Imagine a work of art that is so ephemeral it is itself almost not there, and yet the very nature of the work brings what is there into focus, making it more present, more “there”— communicating this presence more than words ever could, communicating meaning sometimes playfully, sometimes forcefully, but always primally, instinctually.
I recently viewed a pair of documentaries on Goldsworthy, a British environmental artist and sculptor: Rivers and Tides, from 2001 and Leaning into the Wind, from 2018, both directed by Thomas Riedelsheimer.
The documentaries are a great way to accompany him into these landscapes, watch him work, listen to him struggle to define what he does, and then let the work speak for itself, in its own language, mute or deafening loud, proclaiming a foreverness in stone or a soft,fleeting thing taken by the breeze or washed away by light drizzle. Photographs are the recordings of the ephemeral works, and there are many published books I’m discovering as I scratch the surface on what he’s done.

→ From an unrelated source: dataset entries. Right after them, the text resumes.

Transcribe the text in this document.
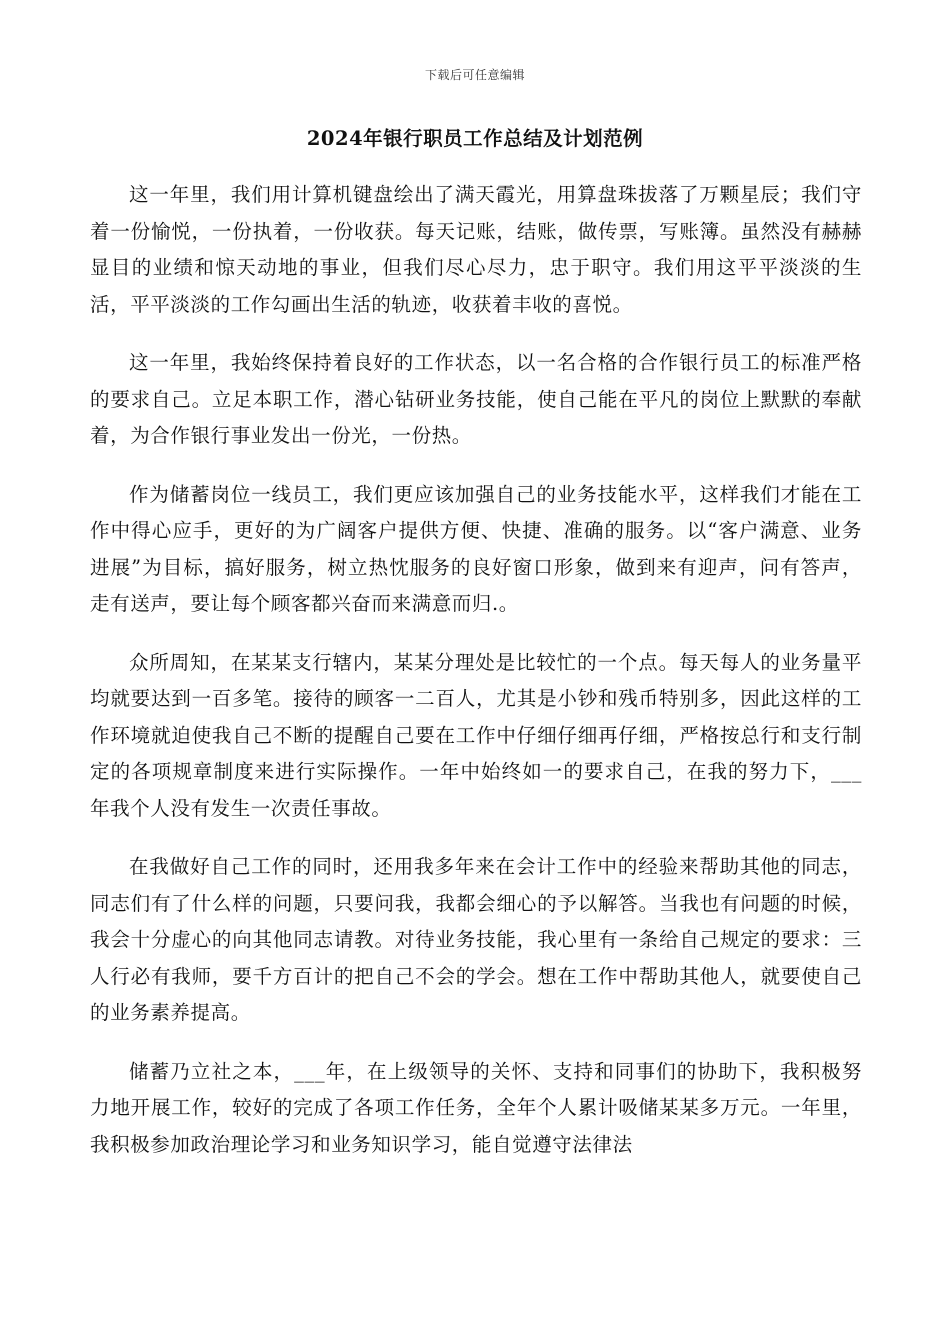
下载后可任意编辑
2024年银行职员工作总结及计划范例

这一年里，我们用计算机键盘绘出了满天霞光，用算盘珠拔落了万颗星辰；我们守着一份愉悦，一份执着，一份收获。每天记账，结账，做传票，写账簿。虽然没有赫赫显目的业绩和惊天动地的事业，但我们尽心尽力，忠于职守。我们用这平平淡淡的生活，平平淡淡的工作勾画出生活的轨迹，收获着丰收的喜悦。

这一年里，我始终保持着良好的工作状态，以一名合格的合作银行员工的标准严格的要求自己。立足本职工作，潜心钻研业务技能，使自己能在平凡的岗位上默默的奉献着，为合作银行事业发出一份光，一份热。

作为储蓄岗位一线员工，我们更应该加强自己的业务技能水平，这样我们才能在工作中得心应手，更好的为广阔客户提供方便、快捷、准确的服务。以“客户满意、业务进展”为目标，搞好服务，树立热忱服务的良好窗口形象，做到来有迎声，问有答声，走有送声，要让每个顾客都兴奋而来满意而归.。

众所周知，在某某支行辖内，某某分理处是比较忙的一个点。每天每人的业务量平均就要达到一百多笔。接待的顾客一二百人，尤其是小钞和残币特别多，因此这样的工作环境就迫使我自己不断的提醒自己要在工作中仔细仔细再仔细，严格按总行和支行制定的各项规章制度来进行实际操作。一年中始终如一的要求自己，在我的努力下，___年我个人没有发生一次责任事故。

在我做好自己工作的同时，还用我多年来在会计工作中的经验来帮助其他的同志，同志们有了什么样的问题，只要问我，我都会细心的予以解答。当我也有问题的时候，我会十分虚心的向其他同志请教。对待业务技能，我心里有一条给自己规定的要求：三人行必有我师，要千方百计的把自己不会的学会。想在工作中帮助其他人，就要使自己的业务素养提高。

储蓄乃立社之本，___年，在上级领导的关怀、支持和同事们的协助下，我积极努力地开展工作，较好的完成了各项工作任务，全年个人累计吸储某某多万元。一年里，我积极参加政治理论学习和业务知识学习，能自觉遵守法律法
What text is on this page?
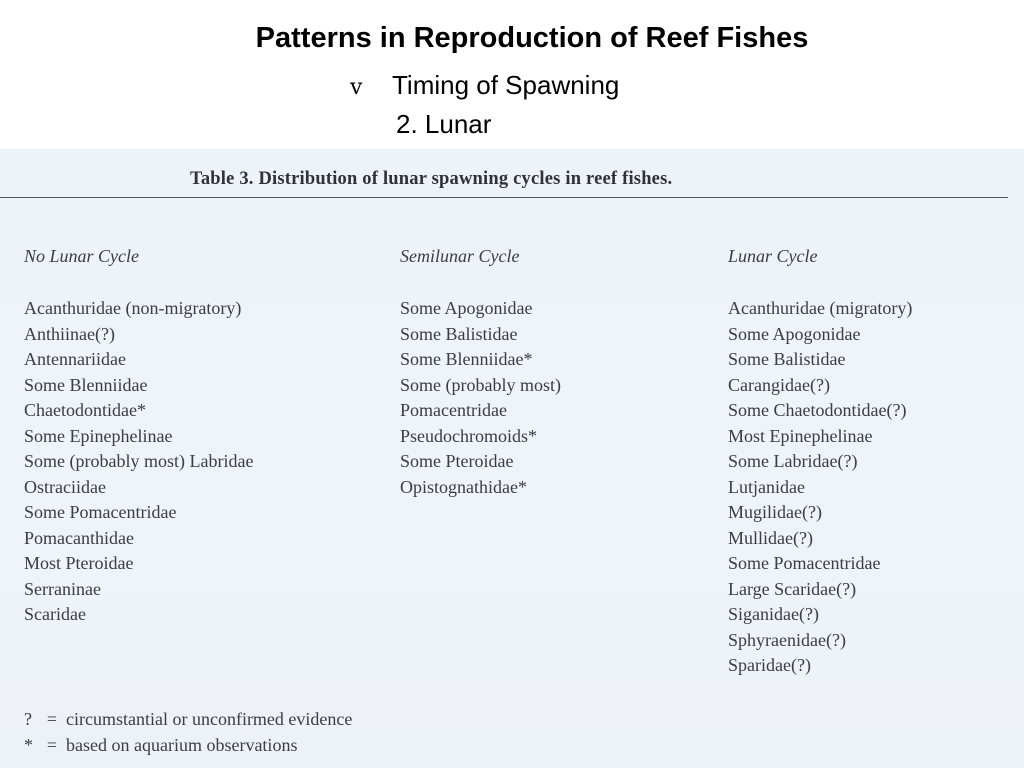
Patterns in Reproduction of Reef Fishes
v Timing of Spawning
2. Lunar
Table 3. Distribution of lunar spawning cycles in reef fishes.
No Lunar Cycle
Acanthuridae (non-migratory)
Anthiinae(?)
Antennariidae
Some Blenniidae
Chaetodontidae*
Some Epinephelinae
Some (probably most) Labridae
Ostraciidae
Some Pomacentridae
Pomacanthidae
Most Pteroidae
Serraninae
Scaridae
Semilunar Cycle
Some Apogonidae
Some Balistidae
Some Blenniidae*
Some (probably most)
Pomacentridae
Pseudochromoids*
Some Pteroidae
Opistognathidae*
Lunar Cycle
Acanthuridae (migratory)
Some Apogonidae
Some Balistidae
Carangidae(?)
Some Chaetodontidae(?)
Most Epinephelinae
Some Labridae(?)
Lutjanidae
Mugilidae(?)
Mullidae(?)
Some Pomacentridae
Large Scaridae(?)
Siganidae(?)
Sphyraenidae(?)
Sparidae(?)
? = circumstantial or unconfirmed evidence
* = based on aquarium observations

He uses found items in situ, the leaves, branches rocks, water, ice, clay, and either gives them spirit or releases their spirit in a way that we can share, I’m not sure which.
Goldsworthy is the guy that walks through the landscape, forest or jungle or mountainside, and notices things. He has a sense of time that seems exponentially off from the modern world. He is interested in spaces made by nature and people moving through those spaces and waking us up to them. If nature is a component to the spirit of a place, Goldsworthy wakes us up to that spirit, gently, bringing out through his work what I would call the humble sublime. You could think him childlike, the way he plays at what he does, the way you sense that there are no boundaries or rules to his play, the near innocence of it. But what he does is not a child’s game, not when the result is at turns this beautiful or heartbreaking or breathtaking. You do have to slow down your modern sense of scheduled time, with its calendar notifications, with its itineraried agendas and general impatience to get things done. Goldsworthy seems to show that if you can do this, you will be rewarded.
On a bright Sunday in April, days after the azaleas and dogwoods have blossomed, I walk down the path in the garden and notice the moss that we’ve let spread over the pavers. So green. Greener than the grass. The reds and pinks of the flowers are startling next to this green. So, Goldsworthy-style, I sit down and lay the azalea blossoms down, picking out the stamens (?), tearing the ring of petals once so I can lay it flat on the stones, circling a patch of green moss. Red closest to its complement the green, then fuchsia, then the pink with the fuchsia spray, then white. You begin to notice the stems and green cup where the petals spread, and the yellow tip where the pollen sits, and the actual dewdrops on the petals. Birds perch nearby, wondering what I’m doing. As does the dog, confused by my stillness. The sun has moved a bit into late morning, and then spotlights my wreath. I take a picture before the playful breeze carries it away.